Zur Erhöhung der Nutzlast gibt es die Möglichkeit, bis zu fünf von Aerojet produzierte Feststoffbooster zu ergänzen. Jeder dieser Booster hat einen Durchmesser von 1,58 m, ist 20 m lang und wiegt 47 Tonnen. Die Hülle besteht aus leichtem und sehr belastbarem kohlenstofffaserverstärkten Kunststoff, wobei diese Feststoffbooster die größten Bauteile ihrer Art sind, die aus diesem Material gefertigt wurden. Als Treibstoff kommt APCP, ein Gemisch aus Ammoniumperchlorat und Aluminium, eingebettet in HTPB, zum Einsatz, das beim Start einen Schub von 1690 kN entwickelt und einen spezifischen Impuls von 2696 m/s (Vakuum) erreicht. Zur Steuerung der Flugbahn sind die Düsen um bis zu 3° schwenkbar.

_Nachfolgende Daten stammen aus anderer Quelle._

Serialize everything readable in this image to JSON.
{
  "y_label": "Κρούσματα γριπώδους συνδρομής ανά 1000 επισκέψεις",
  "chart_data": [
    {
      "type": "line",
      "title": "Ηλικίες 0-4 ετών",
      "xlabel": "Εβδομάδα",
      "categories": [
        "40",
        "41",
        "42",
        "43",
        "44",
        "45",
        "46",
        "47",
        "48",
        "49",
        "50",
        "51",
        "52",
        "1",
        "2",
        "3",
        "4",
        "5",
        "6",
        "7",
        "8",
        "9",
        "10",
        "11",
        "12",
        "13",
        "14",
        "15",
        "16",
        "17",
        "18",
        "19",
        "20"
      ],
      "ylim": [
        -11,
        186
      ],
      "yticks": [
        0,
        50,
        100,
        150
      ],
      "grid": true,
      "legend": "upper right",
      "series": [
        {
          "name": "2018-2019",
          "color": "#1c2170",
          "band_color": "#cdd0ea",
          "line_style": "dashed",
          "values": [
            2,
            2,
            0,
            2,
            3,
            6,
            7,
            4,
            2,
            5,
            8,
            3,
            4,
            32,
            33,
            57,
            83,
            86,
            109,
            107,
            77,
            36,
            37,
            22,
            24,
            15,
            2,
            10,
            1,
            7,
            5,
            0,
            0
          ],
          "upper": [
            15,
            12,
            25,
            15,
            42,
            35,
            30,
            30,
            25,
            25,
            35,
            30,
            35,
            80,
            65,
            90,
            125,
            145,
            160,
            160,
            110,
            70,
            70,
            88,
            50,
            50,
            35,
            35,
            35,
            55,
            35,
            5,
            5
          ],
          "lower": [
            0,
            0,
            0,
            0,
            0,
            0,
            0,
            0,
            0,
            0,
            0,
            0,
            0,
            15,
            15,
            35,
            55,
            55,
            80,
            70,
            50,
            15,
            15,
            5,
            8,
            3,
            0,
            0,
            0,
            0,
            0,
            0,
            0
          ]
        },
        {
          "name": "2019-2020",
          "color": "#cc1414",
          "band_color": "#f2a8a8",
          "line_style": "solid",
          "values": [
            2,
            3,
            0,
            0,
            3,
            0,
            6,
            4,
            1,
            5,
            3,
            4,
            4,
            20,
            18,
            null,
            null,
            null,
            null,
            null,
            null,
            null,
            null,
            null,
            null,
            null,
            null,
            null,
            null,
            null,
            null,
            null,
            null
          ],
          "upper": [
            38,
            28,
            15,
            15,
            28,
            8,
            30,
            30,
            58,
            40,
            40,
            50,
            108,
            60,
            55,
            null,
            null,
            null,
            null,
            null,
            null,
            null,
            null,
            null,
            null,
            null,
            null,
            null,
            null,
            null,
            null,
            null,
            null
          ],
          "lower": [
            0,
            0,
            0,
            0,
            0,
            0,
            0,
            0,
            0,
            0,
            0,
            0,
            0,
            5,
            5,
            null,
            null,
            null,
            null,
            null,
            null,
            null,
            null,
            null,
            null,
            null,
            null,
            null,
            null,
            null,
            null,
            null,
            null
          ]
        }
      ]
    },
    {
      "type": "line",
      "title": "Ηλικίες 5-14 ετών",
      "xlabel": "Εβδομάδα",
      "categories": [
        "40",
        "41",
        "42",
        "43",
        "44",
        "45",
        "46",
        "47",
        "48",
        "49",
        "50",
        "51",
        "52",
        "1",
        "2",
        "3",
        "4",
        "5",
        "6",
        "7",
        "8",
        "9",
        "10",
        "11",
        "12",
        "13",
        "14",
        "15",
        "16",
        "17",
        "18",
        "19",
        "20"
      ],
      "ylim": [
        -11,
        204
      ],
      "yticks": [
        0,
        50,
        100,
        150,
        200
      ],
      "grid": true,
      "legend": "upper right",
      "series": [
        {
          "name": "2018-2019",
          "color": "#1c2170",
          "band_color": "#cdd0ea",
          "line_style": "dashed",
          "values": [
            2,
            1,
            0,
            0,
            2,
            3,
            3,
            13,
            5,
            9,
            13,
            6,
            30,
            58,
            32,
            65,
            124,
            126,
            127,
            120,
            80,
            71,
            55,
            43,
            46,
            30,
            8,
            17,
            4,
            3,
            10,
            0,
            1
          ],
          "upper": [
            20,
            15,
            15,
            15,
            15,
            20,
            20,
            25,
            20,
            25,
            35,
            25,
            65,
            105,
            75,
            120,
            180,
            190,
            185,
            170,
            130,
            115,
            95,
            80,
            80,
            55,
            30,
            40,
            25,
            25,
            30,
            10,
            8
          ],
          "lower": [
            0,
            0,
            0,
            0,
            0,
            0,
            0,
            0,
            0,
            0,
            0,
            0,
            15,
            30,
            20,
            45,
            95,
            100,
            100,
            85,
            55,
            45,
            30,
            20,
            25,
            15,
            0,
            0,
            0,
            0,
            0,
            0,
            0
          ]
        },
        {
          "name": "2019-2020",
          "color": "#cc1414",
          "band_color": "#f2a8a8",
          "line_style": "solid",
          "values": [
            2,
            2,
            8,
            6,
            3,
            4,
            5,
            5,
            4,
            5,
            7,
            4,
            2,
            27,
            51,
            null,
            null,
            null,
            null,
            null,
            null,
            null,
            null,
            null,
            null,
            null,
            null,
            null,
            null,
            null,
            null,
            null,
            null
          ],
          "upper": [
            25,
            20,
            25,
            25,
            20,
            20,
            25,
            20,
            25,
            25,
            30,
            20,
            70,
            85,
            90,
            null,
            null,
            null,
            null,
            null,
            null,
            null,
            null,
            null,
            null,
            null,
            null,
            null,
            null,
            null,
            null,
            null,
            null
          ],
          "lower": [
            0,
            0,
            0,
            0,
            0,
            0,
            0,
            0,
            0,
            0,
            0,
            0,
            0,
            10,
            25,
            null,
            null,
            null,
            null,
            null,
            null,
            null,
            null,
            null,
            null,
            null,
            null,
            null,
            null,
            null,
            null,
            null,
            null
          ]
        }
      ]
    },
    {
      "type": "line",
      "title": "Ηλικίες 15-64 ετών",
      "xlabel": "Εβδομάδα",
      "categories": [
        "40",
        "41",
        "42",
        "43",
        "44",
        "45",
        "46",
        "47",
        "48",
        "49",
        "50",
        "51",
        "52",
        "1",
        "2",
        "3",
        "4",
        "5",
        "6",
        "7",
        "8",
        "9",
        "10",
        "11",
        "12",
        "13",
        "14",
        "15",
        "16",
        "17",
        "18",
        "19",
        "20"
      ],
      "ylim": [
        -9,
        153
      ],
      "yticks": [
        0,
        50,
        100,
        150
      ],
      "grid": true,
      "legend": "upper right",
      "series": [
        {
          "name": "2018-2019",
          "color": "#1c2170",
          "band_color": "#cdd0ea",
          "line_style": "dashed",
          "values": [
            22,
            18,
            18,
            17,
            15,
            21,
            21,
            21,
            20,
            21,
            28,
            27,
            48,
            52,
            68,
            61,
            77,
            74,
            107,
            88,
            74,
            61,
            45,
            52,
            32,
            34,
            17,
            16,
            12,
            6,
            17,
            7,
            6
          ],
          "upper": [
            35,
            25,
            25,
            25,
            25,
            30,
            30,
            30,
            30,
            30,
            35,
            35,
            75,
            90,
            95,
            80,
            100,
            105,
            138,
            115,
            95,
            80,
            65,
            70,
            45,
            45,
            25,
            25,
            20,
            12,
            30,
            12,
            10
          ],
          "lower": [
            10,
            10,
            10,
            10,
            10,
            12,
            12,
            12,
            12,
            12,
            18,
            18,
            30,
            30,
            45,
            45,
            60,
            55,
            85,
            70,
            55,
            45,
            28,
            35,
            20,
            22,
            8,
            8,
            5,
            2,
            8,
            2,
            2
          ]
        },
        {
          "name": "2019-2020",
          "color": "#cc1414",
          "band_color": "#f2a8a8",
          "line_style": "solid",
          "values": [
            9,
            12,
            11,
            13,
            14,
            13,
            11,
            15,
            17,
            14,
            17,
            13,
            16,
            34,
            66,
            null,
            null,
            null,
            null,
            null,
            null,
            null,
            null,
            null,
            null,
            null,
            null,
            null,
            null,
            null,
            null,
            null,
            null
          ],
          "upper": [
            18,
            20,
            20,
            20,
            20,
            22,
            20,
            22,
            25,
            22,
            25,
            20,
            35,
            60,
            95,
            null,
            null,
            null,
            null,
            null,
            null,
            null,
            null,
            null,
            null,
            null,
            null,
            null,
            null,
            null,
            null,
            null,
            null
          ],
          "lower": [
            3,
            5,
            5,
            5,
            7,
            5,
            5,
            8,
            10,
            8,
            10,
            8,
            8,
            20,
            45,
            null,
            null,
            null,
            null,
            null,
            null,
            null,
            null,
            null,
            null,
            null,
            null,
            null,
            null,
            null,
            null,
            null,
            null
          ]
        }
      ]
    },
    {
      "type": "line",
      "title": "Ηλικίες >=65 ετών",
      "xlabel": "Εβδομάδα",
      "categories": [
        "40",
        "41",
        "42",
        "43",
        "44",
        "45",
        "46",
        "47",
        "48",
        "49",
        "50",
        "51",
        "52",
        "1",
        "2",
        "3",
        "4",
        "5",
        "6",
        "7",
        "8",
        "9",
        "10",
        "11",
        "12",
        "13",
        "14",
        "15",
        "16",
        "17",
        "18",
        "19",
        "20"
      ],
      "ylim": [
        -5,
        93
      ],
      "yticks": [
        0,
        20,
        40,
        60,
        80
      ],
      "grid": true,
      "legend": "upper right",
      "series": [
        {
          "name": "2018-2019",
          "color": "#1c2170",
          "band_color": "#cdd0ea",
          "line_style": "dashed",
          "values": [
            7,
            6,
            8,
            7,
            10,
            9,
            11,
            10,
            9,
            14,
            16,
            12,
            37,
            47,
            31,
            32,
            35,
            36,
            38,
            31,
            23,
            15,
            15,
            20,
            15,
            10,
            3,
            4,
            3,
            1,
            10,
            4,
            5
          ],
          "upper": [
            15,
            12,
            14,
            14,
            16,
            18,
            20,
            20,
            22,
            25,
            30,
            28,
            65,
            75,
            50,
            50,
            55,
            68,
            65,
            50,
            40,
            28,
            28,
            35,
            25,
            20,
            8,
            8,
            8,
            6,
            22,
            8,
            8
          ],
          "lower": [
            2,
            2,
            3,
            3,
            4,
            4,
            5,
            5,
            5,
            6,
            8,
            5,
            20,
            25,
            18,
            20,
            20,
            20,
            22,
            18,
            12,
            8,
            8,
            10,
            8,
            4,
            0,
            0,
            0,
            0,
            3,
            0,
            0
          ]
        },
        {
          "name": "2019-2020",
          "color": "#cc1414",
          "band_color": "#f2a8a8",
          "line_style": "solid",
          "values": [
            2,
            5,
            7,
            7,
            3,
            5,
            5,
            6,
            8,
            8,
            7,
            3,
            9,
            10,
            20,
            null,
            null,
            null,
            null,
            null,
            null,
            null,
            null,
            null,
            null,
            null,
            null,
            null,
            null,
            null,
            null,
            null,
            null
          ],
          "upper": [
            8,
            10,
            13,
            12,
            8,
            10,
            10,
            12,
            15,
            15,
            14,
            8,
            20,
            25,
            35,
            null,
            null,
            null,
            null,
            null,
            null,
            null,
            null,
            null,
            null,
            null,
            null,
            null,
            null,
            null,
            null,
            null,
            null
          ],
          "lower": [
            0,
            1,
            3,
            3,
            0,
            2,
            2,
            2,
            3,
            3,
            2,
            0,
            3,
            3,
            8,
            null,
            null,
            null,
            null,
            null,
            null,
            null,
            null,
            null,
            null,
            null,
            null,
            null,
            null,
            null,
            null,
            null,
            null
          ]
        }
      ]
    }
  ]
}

Da die Feststoffbooster, nachdem sie einmal gezündet wurden, nicht mehr abschaltbar sind, werden sie erst nach einem Test des RD-180-Triebwerks der Hauptstufe aktiviert. Sollte dieses binnen 2,7 Sekunden nicht seine ordnungsgemäßen Betriebsparameter erreicht haben, wird der Start abgebrochen. Andernfalls markiert die Zündung der Feststoffbooster den Point of no Return der Mission, da die Rakete ab diesem Zeitpunkt nur noch durch eine Sprengung gestoppt werden kann. Nach etwa 100 Sekunden ist der Treibstoff aufgebraucht und die Booster werden abgeworfen, so dass die Hauptstufe den Rest des Fluges aus eigener Kraft bewältigen muss.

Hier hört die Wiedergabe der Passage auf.